J. Chen1, J. Hiller1, W. Zhang2, A. Massie1,2, K. Covarrubias1, K. Jackson1, J. Long1, S. DiBrito1,2, D. Segev1,2, J. Garonzik-Wang1 2Johns Hopkins School of Public Health,Department Of Epidemiology,Baltimore, MD, USA 1Johns Hopkins University School of Medicine,Department Of Surgery,Baltimore, MD, USA
Introduction: Over the past fifteen years, the number of inactive candidates on the kidney transplant waitlist has grown substantially, resulting in a large pool of candidates that transplant centers monitor for appropriate conversion to active status. Management of these patients has become an increasingly complex administrative undertaking. We sought to examine waitlist management strategies at transplant centers across the United States to inform understanding of how centers approach and manage the inactive waitlist.
Methods: Transplant centers with an active kidney program were identified through the national Organ Procurement and Transplantation Network (OPTN). We obtained contact information of the team member(s) responsible for waitlist management at each center via phone or email. Surveys were distributed electronically using Qualtrics software from April to November 2018. Descriptive statistics of the transplant centers’ characteristics were computed and visually displayed.
Results: We obtained contact information for 247/306 (80%) active kidney transplant centers, and a total of 82/247 (33%) centers responded to our survey. Centers reported a median of 5 (IQR 3, 8) pre-transplant coordinators and assistants. There were 33 centers (40%) who reported having 201-500 candidates on their waitlist, and 44 (54%) reported 21-40% of their waitlist consisted of inactive candidates.
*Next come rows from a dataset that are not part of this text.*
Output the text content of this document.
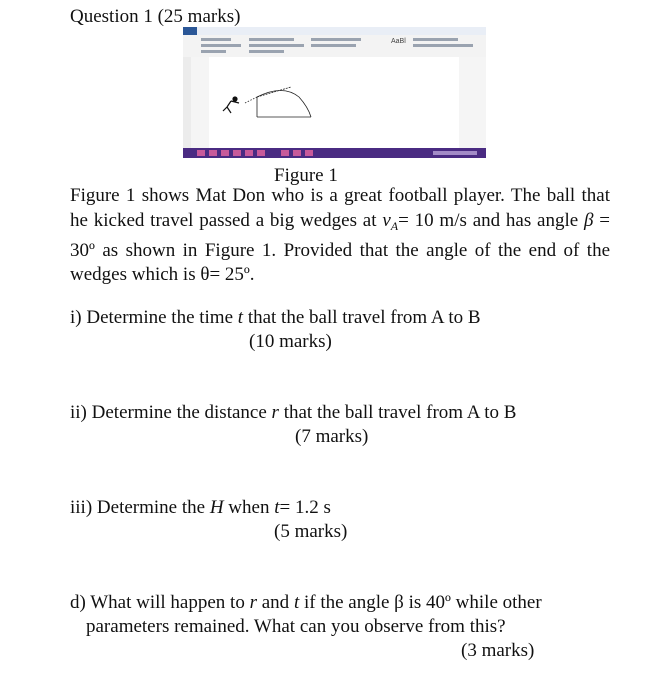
Question 1 (25 marks)
AaBl
Figure 1
Figure 1 shows Mat Don who is a great football player. The ball that he kicked travel passed a big wedges at $v_A= 10$ m/s and has angle β = 30º as shown in Figure 1. Provided that the angle of the end of the wedges which is θ= 25º.
i) Determine the time t that the ball travel from A to B
(10 marks)
ii) Determine the distance r that the ball travel from A to B
(7 marks)
iii) Determine the H when t= 1.2 s
(5 marks)
d) What will happen to r and t if the angle β is 40º while other
parameters remained. What can you observe from this?
(3 marks)
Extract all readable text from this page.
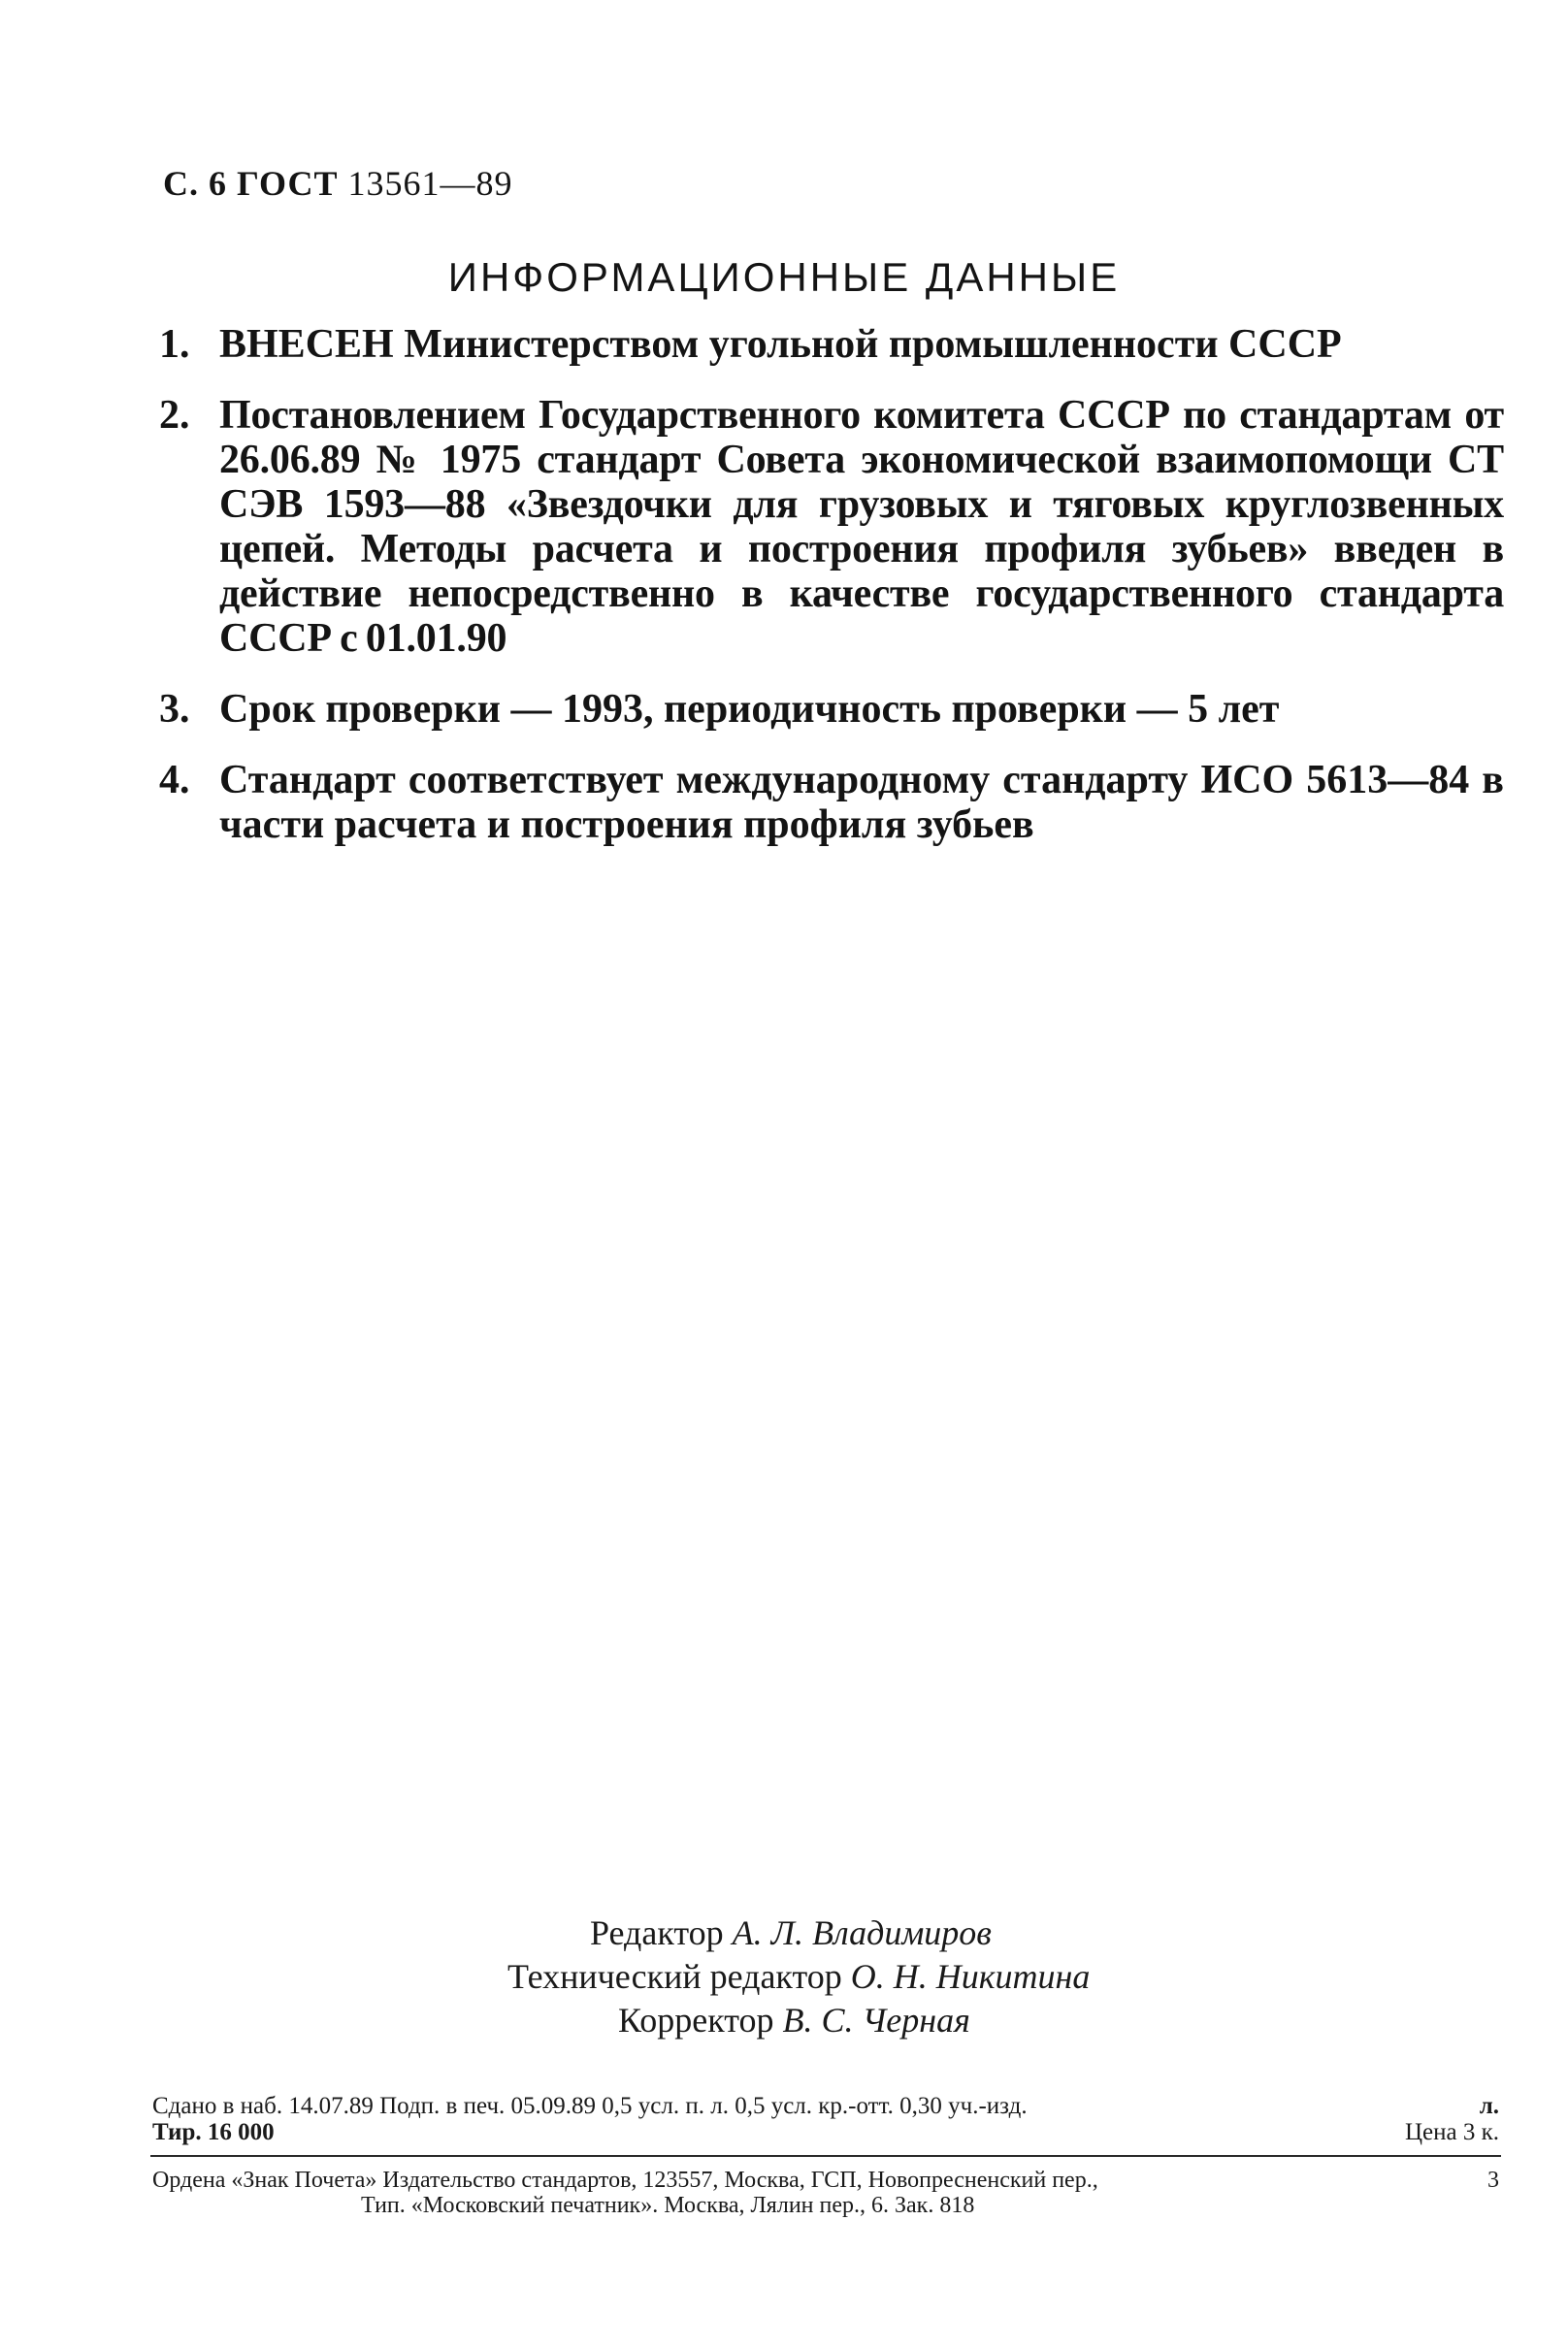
С. 6 ГОСТ 13561—89
ИНФОРМАЦИОННЫЕ ДАННЫЕ
1. ВНЕСЕН Министерством угольной промышленности СССР
2. Постановлением Государственного комитета СССР по стандартам от 26.06.89 № 1975 стандарт Совета экономической взаимопомощи СТ СЭВ 1593—88 «Звездочки для грузовых и тяговых круглозвенных цепей. Методы расчета и построения профиля зубьев» введен в действие непосредственно в качестве государственного стандарта СССР с 01.01.90
3. Срок проверки — 1993, периодичность проверки — 5 лет
4. Стандарт соответствует международному стандарту ИСО 5613—84 в части расчета и построения профиля зубьев
Редактор А. Л. Владимиров
Технический редактор О. Н. Никитина
Корректор В. С. Черная
Сдано в наб. 14.07.89 Подп. в печ. 05.09.89 0,5 усл. п. л. 0,5 усл. кр.-отт. 0,30 уч.-изд.	л.
Тир. 16 000	Цена 3 к.
Ордена «Знак Почета» Издательство стандартов, 123557, Москва, ГСП, Новопресненский пер.,	3
Тип. «Московский печатник». Москва, Лялин пер., 6. Зак. 818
Of respondents, 38 centers (46%) lacked specific time frames for candidates to complete pre-transplant testing, and 34 (41%) did not have scheduled review of inactive candidates’ statuses. Centers differed in their tendencies to list candidates as inactive. (Figure 1) While 24 centers (29%) used EMRs and transplant databases for reminders to review candidate status, 28 (34%) relied on spreadsheets or coordinator memory. A multidisciplinary approach to candidate status review was utilized by 24 centers (29%), while 9 (11%) employed strategies to minimize unnecessary reviews, such as prioritizing candidates most likely to receive an offer. When asked how long it took for an inactive candidate to return to active status, 29 centers (35%) did not know. When rating their approach to managing the inactive waitlist, 35 centers (43%) thought their approach was excellent or satisfactory while 47 (57%) felt there was a need for improvement.
Conclusion: Centers use a range of strategies to manage the inactive waitlist. The results of this survey demonstrate the need for the establishment of best practices for the efficient management of the inactive candidates to promote a prompt return to active status.